Classical Greece

Currently I am making great progress in finishing another old project, a highly detailed map of Classical Greece.

The full Bronze Age map is currently on hold, to finish another old project first. As you may know I was never completely  satisfied with my DIN A0 map Dawn Classical World 500 BC. It was my second big mapping project, which I begun immediately after successfully finishing my Roman Empire map. The goals were very ambitious, a single map depicting the entire Persian Empire and Western Europe in similar detail. At the same time Sardis Verlag urgently needed a second map to supplement Imperium Romanum 211 AD, thus the available time was limited. I think the result suffered from both points. Due to the small scale some regions like Italy and Greece already look very crowded, while I still couldn’t include all the details I wanted to show. Comparatively large parts of the map are almost empty, partially due to the arid nature of these lands, but also due to a lack of readily available data. Thus, I greatly underestimated the required time for research. Consequently, the map looks somewhat unbalanced, unpolished. 
Originally, I had plans to include a second larger scale ancillary map to show Greece in greater detail, similar to Etruria and Latium Vetus. However the space for anything meaningful above the 1:5. Mio scale Greece on the main map simply wasn’t there, the area filled with the Latium map too small for the entire Aegean in a significantly larger scale. This proposed ancillary map instead evolved into a postcard published by Sardis Verlag roughly half a year before the main map.

 

Already back then I had plans to develop it into another highly detailed wall map and that’s what kept me occupied during the last few months.

 

The new map of Classical Greece is done in a 1:1.5 Mio. scale and should at least include all territories affected by the Peloponnesian War. The political borders will be representative for the years preceding the war, but the map will also include (marked) 4th century foundations, to cover all of classical Greek history.
So far there are already more than 550 cities, harbors, sanctuaries or forts on the map, accompanied by over 120 other labels, such as the names of mountains, islands or regions. Additionally I am adding new rivers, islands and lakes to my data sets, appropriate for the larger scale.

Classical Attica and Boitia
The current state of Attica and Boitia.

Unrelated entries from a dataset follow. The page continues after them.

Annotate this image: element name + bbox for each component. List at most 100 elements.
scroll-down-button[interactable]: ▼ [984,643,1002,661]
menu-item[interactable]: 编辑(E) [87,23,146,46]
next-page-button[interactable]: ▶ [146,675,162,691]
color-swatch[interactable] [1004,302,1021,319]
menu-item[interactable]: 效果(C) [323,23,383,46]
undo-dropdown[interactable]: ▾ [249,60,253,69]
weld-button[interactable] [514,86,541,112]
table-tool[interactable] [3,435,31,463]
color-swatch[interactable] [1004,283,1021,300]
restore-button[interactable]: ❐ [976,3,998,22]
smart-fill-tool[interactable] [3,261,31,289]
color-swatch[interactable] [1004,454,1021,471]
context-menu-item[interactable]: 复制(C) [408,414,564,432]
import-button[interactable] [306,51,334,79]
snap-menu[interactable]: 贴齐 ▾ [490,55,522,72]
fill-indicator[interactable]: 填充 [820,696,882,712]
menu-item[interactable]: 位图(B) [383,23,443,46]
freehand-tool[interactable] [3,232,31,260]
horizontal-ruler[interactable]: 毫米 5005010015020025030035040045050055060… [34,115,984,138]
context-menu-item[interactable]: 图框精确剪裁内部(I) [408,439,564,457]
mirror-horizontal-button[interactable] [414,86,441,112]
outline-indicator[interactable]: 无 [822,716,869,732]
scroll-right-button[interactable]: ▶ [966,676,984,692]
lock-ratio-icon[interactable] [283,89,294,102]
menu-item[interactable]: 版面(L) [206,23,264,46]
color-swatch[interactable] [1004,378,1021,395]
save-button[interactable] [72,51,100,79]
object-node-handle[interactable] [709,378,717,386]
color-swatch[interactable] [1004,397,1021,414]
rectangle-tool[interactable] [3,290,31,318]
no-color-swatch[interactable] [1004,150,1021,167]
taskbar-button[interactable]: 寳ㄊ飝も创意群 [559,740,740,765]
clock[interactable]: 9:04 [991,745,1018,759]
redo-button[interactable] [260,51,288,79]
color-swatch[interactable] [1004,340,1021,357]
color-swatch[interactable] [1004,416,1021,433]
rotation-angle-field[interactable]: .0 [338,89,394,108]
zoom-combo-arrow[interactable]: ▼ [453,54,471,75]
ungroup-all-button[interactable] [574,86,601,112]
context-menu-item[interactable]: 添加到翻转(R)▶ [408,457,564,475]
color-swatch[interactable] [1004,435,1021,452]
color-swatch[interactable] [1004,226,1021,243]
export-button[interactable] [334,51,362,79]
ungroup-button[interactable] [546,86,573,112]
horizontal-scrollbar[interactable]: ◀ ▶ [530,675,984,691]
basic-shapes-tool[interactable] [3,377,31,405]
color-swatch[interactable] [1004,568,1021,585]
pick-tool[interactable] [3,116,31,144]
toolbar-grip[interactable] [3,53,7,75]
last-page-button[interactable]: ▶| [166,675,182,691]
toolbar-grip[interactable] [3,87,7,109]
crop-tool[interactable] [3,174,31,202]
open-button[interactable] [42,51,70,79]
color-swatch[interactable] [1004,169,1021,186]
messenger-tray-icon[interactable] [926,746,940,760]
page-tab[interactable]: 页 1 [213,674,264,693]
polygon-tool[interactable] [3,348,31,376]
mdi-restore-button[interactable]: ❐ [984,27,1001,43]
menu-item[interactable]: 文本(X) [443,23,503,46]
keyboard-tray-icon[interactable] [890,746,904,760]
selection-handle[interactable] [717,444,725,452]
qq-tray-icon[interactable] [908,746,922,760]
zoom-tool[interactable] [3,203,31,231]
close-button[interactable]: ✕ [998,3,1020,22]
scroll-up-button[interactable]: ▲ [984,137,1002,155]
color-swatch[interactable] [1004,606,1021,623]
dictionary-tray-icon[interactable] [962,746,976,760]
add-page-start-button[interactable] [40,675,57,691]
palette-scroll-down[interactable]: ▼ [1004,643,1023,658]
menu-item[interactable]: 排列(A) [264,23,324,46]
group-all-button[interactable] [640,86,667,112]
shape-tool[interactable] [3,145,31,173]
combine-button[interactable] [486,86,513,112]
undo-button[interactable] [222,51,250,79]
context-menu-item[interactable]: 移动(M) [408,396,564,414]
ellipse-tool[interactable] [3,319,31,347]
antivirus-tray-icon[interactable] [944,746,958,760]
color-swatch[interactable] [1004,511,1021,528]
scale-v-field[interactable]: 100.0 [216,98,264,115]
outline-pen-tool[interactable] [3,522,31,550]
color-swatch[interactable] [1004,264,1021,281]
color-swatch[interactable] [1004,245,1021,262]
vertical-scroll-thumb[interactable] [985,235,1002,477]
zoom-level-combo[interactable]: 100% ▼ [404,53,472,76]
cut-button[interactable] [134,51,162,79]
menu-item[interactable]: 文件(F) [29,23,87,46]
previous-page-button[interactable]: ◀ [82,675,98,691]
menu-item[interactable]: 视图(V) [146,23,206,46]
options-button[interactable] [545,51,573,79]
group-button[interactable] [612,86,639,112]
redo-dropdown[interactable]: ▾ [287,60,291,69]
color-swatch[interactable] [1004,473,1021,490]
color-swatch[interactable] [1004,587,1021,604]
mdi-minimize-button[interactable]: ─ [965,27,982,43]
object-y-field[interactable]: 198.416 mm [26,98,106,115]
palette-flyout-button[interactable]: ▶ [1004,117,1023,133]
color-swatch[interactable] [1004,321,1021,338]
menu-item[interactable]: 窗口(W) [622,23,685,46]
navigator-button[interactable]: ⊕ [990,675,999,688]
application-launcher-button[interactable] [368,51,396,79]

Everything, especially the colors, is WIP and subject to change

I’ve not yet decided what the final size of the new map will be. DIN A0, B1 or A1 are possibilities (see image below). The bigger formats would allow me to include larger parts of Italy, up to Roma, and even some additional Carthaginian territories relevant during the Greco-Punic Wars between Carthage and the Greeks of Sicily (as ancillary map). The final decision also depends on any future plans for Dawn Classical World.

The three possible sizes for my new map "Classical Greece"
The three possible sizes for my new map "Classical Greece"

After the Classical Greece map is finished there will be some smaller things to do, like the next version of Roman Era Hesse. Then, I will either finish the Bronze Age wall map or make a second version of Dawn of The Classical World.

For this task I have essentially two options. Either refine the map as it is now, it has already greatly benefited from the additional research done for the Classical Greece map, or a more substantial rework.
My current ideas for this are to shift the main map to the west and change the projection. Instead of the two inlay maps of coastal Spain I would include a single ancillary map for the entire Persian Empire in a smaller scale.